The death toll from flood-related incidents in Kenya has crossed 200 since March, the Interior ministry said Friday, as a cyclone barreled towards the Tanzanian coast.
Torrential rains have lashed East Africa, triggering flooding and landslides that have destroyed crops, swallowed homes, and displaced hundreds of thousands of people. Some 210 people have died in Kenya “due to severe weather conditions,” the Interior ministry said in a statement, with 22 killed in the past 24 hours.
More than 165,000 people had been uprooted from their home, it added, with 90 others missing, raising fears that the toll could rise further.

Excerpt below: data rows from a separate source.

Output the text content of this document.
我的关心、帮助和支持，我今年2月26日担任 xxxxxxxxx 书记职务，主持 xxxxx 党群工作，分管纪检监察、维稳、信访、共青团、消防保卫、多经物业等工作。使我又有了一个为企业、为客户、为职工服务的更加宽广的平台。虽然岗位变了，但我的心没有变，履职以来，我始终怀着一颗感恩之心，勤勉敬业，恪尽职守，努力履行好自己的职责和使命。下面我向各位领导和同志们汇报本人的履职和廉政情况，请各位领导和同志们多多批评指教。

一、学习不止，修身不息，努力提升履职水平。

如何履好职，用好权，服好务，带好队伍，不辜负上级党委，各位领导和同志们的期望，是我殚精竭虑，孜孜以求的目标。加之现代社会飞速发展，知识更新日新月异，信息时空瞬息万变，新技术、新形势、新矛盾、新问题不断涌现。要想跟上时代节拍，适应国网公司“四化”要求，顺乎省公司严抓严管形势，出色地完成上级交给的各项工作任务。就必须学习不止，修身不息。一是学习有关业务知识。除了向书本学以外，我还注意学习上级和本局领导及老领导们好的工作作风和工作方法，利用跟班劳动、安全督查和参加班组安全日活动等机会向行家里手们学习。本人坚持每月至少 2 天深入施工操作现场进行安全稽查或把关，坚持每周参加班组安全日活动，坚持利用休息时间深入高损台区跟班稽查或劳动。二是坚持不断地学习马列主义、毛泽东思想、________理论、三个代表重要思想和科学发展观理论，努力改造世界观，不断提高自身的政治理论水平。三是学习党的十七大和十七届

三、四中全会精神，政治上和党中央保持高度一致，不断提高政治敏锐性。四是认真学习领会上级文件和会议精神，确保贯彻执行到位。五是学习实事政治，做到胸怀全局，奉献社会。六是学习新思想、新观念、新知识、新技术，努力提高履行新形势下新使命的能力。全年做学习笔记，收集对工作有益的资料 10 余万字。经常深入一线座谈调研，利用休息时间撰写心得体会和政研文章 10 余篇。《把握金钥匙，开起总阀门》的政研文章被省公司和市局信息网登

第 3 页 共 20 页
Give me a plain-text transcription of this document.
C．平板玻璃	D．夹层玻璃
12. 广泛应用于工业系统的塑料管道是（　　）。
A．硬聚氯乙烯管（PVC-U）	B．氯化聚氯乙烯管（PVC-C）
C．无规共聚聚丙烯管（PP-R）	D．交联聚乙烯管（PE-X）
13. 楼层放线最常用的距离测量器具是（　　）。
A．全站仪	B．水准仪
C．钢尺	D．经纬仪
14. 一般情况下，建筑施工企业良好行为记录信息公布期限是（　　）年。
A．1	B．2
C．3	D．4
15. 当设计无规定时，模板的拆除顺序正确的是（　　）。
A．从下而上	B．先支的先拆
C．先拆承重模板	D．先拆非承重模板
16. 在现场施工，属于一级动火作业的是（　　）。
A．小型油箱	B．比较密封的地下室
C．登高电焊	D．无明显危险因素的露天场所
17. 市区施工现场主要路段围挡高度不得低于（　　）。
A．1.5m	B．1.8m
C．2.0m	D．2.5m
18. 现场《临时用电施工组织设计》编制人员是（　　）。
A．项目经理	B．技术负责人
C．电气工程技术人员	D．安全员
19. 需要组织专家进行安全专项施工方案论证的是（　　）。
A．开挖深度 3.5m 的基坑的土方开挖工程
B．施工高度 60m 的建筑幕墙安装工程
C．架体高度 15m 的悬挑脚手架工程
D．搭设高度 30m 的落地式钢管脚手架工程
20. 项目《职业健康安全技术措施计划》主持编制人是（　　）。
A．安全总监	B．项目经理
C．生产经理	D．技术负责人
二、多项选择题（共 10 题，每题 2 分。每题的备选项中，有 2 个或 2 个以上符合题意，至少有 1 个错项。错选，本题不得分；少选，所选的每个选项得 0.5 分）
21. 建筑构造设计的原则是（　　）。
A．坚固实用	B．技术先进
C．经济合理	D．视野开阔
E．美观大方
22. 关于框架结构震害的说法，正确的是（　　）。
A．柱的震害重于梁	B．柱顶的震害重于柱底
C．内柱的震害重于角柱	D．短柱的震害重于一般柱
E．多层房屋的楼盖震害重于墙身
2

Kenya and neighbouring Tanzania, where at least 155 people have been killed in flooding, are bracing for cyclone Hidaya, bringing heavy rain, wind and waves to their coasts. Tanzanian authorities warned Friday that Hidaya had “strengthened to reach the status of a full-fledged cyclone,” at 3:00 am local time when it was some 400 kilometres from the southeastern city of Mtwara.
“Cyclone Hidaya has continued to strengthen further, with wind speeds increasing to about 130 kilometres per hour,” they said in a weather bulletin.
Kenya’s Interior ministry forecast that the cyclone was likely to “bring strong winds and large ocean waves, with heavy rainfall” expected to hit the coast starting Sunday.
Race against the clock
Rescuers in boats and aircraft have raced against the clock in pouring rain to help people marooned by the floods in Kenya. In dramatic footage shared on Monday, the Kenya Red Cross rescued a man who said he was stranded by floodwaters and forced to shelter in a tree for five days in Garissa in the country’s east.
The country’s military also joined search and rescue efforts after President William Ruto deployed them to evacuate everyone living in flood-prone areas. Opposition politicians and lobby groups have accused Ruto’s government of being unprepared and slow to respond to the crisis despite weather warnings.
In the deadliest single incident in Kenya, dozens of villagers were killed when a makeshift dam burst on Monday near Mai Mahiu in the Rift Valley, about 60 kilometres north of Nairobi. The Interior ministry said 52 bodies had been recovered and 49 people were still missing after that disaster.
The ministry ordered that anyone living close to major rivers or near 178 “filled up or near filled up dams or water reservoirs” must vacate the area within 24 hours. The heavier-than-usual rains have also claimed at least 29 lives in Burundi, with 175 people injured, and tens of thousands displaced since September last year, the United Nations said.
The rains have been amplified by the El Nino weather pattern – a naturally occurring climate phenomenon typically associated with increased heat worldwide, leading to drought in some parts of the world and heavy downpours elsewhere.
Late last year, more than 300 people died in rains and floods in Kenya, Somalia and Ethiopia, just as the region was trying to recover from its worst drought in four decades. Cyclone season in the southwest of the Indian Ocean normally lasts from November to April and sees around a dozen storms each year.